Les groupes Nass El Ghiwane et Jil Jilala ont chanté, vendredi soir, en duo à Tunis dans le cadre du 38e festival international de Carthage.
Les deux groupes ont rivalisé de virtuosité et leurs chansons et paroles, puisées dans le patrimoine culture

Tunis : Nass El Ghiwane et Jil Jilala chantent en duo
Nass El Ghiwane et Jil Jilala qui ont chanté l'amour, la vie, ses souffrances et ses joies ont démontré, avec brio, que ce genre de répertoire n'a pas pris une seule ride. La chanson ”Sabra et Chatila” qui reste d'actualité, a été reprise par l'assistance non sans émotion. Elle a rappelé les atrocités et le massacre de Jenine perpétrés par le gouvernement de Sharon: liquidation physique des cadres et civils palestiniens, destruction des maisons etc. Faisant ainsi fi des conventions internationales et des résolutions des Nations Unies.

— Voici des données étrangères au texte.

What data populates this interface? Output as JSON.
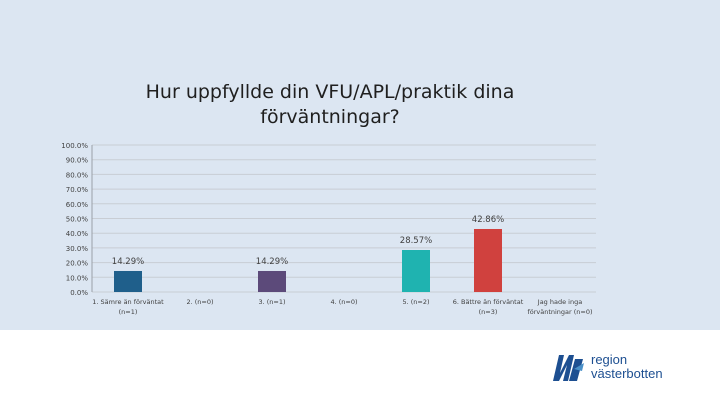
{
  "chart_data": {
    "type": "bar",
    "title": "Hur uppfyllde din VFU/APL/praktik dina förväntningar?",
    "title_lines": [
      "Hur uppfyllde din VFU/APL/praktik dina",
      "förväntningar?"
    ],
    "categories": [
      [
        "1. Sämre än förväntat",
        "(n=1)"
      ],
      [
        "2. (n=0)"
      ],
      [
        "3. (n=1)"
      ],
      [
        "4. (n=0)"
      ],
      [
        "5. (n=2)"
      ],
      [
        "6. Bättre än förväntat",
        "(n=3)"
      ],
      [
        "Jag hade inga",
        "förväntningar (n=0)"
      ]
    ],
    "values": [
      14.29,
      0,
      14.29,
      0,
      28.57,
      42.86,
      0
    ],
    "data_labels": [
      "14.29%",
      "",
      "14.29%",
      "",
      "28.57%",
      "42.86%",
      ""
    ],
    "bar_colors": [
      "#1f5f8b",
      "#1f5f8b",
      "#5c4a7a",
      "#5c4a7a",
      "#1fb3b0",
      "#d0413e",
      "#d0413e"
    ],
    "yticks": [
      "0.0%",
      "10.0%",
      "20.0%",
      "30.0%",
      "40.0%",
      "50.0%",
      "60.0%",
      "70.0%",
      "80.0%",
      "90.0%",
      "100.0%"
    ],
    "ylim": [
      0,
      100
    ],
    "grid": true,
    "legend": "none"
  },
  "logo": {
    "line1": "region",
    "line2": "västerbotten",
    "color": "#1d4f91"
  }
}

Le public n'a senti ni digression, redondance ou monotonie dans les chansons du duo qui a fait impression.

En annonçant ce spectacle mémorable, le quotidien tunisien “Le Renouveau” a souligné que cette soirée, placée sous le signe de la nostalgie, réunit deux expériences qui ont fortement marqué l'histoire récente de la musique marocaine: au cours des années 70 et 80, elles étaient incontestablement les plus écoutées au Maroc et probablement dans le monde arabe. Il a ajouté que ces deux expériences ont plus d'un point commun: les sources, la musique gnawa, le rythme et le verbe.

Dans une déclaration à l'agence MAP, Rachid Batma (Nass El Ghiwane) et Abdelkrim Al Kasabji (Jil Jilala) ont estimé que l'idée de chanter en duo a porté ses fruits car les deux groupes ont des affinités tels des atomes crochus.

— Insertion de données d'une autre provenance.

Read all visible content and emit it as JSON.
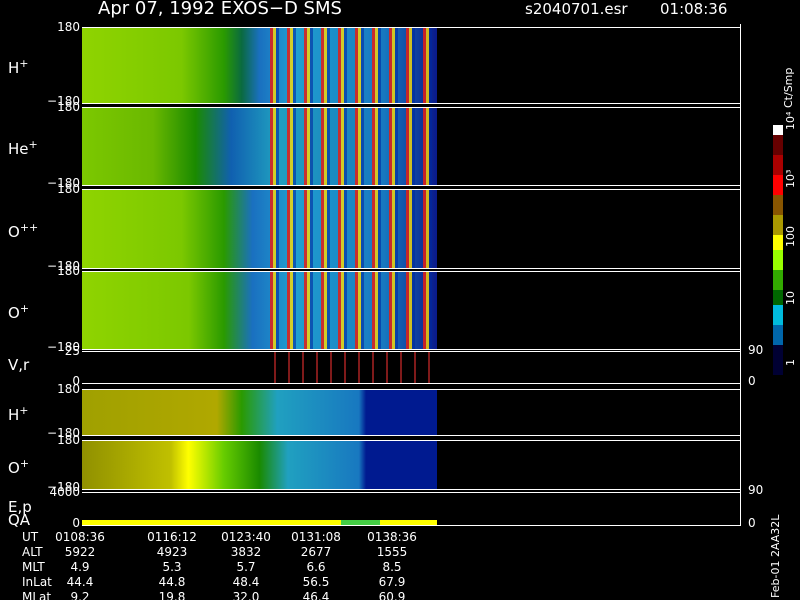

Pour Rachid Batma, le succès d'une chanson est tributaire du support des médias et de la capacité des artistes d'innover sans verser dans l'uniformité en vue d'assurer la relève. Nous sommes des artistes et non des stars qui chantent les problèmes de l'homme, a-t-il dit, ajoutant que la chanson commerciale tue l'art.

Selon Abdelkrim Al Kasabji, le rythme et les paroles jouent un rôle important dans la communication avec le public, se félicitant du succès de cette soirée au cours de laquelle les deux groupes ont bien accordé leurs violons.

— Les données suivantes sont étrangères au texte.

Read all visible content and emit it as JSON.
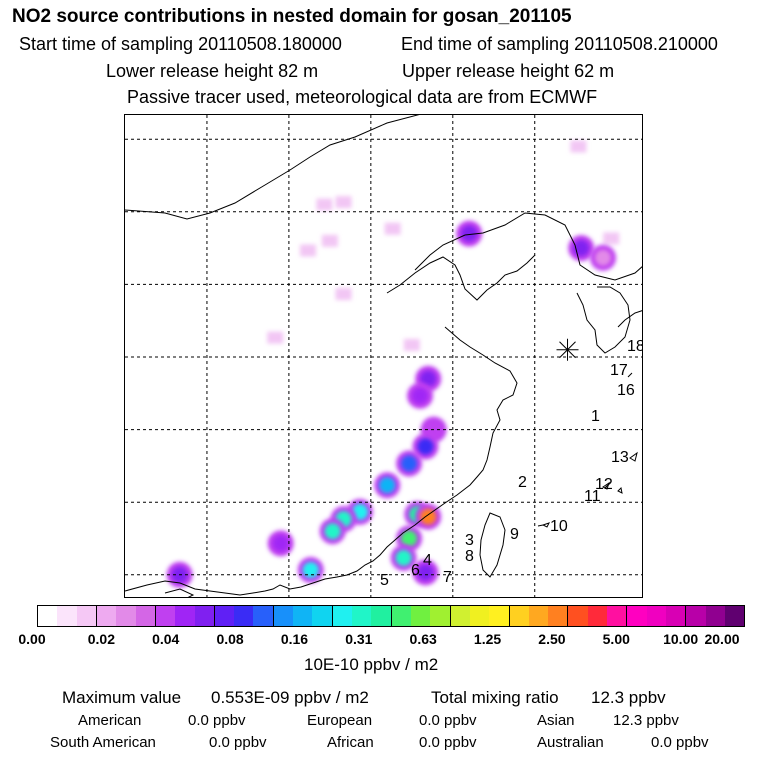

Ces deux groupes ont marqué l'histoire de la musique marocaine. Ils représentent, en fait, un certain renouveau de la chanson à une époque où celle-ci connaissait une certaine récession. En effet, les années 70 ont vu l'émergence un nouveau genre où vont briller Nass El Ghiwane, Jil Jilala et sur leurs traces LemChaheb, les frères Bouchenak et bien d'autres groupes qui ont trouvé dans la chanson ghiwanie un moyen d'expression à la fois inédit et très proche du public. Le groupe Nass El Ghiwane a été créé à Casablanca en 1970. Il se composait de cinq jeunes issus du quartier Hay Mohammedi à Casablanca.

Leur idée était simple : il fallait revisiter le patrimoine pour créer des textes portant sur des questions de société. Il fallait écrire des textes engagés. Groupe novateur, ils ont su respecter les traditions musicales sur fond de paroles engagées. Leur musique est la synthèse de tous les rythmes du pays : aissawa, berbère de l'Atlas et surtout gnaoua. Ils ont réuni des instruments d'origine différente en faisant se côtoyer le guembri gnawi avec le bendir (grand tambourin) des chanteurs populaires par exemple. Leurs mélodies puisaient aussi bien dans le Malhun que dans les chants gnaouas.

Symbolisant le renouveau de la musique marocaine contemporaine, ils vont rencontrer tout de suite un succès immédiat.

Mais dans la décennie 80, on a assisté à l'enlisement progressif de la chanson marocaine façon Nass El Ghiwane. Après une volonté sincère de rénovation musicale, elle s'est répétée, alors que les nouveaux groupes censés dynamiser le paysage musical sont largement en deçà de leurs aînés du début des années 70.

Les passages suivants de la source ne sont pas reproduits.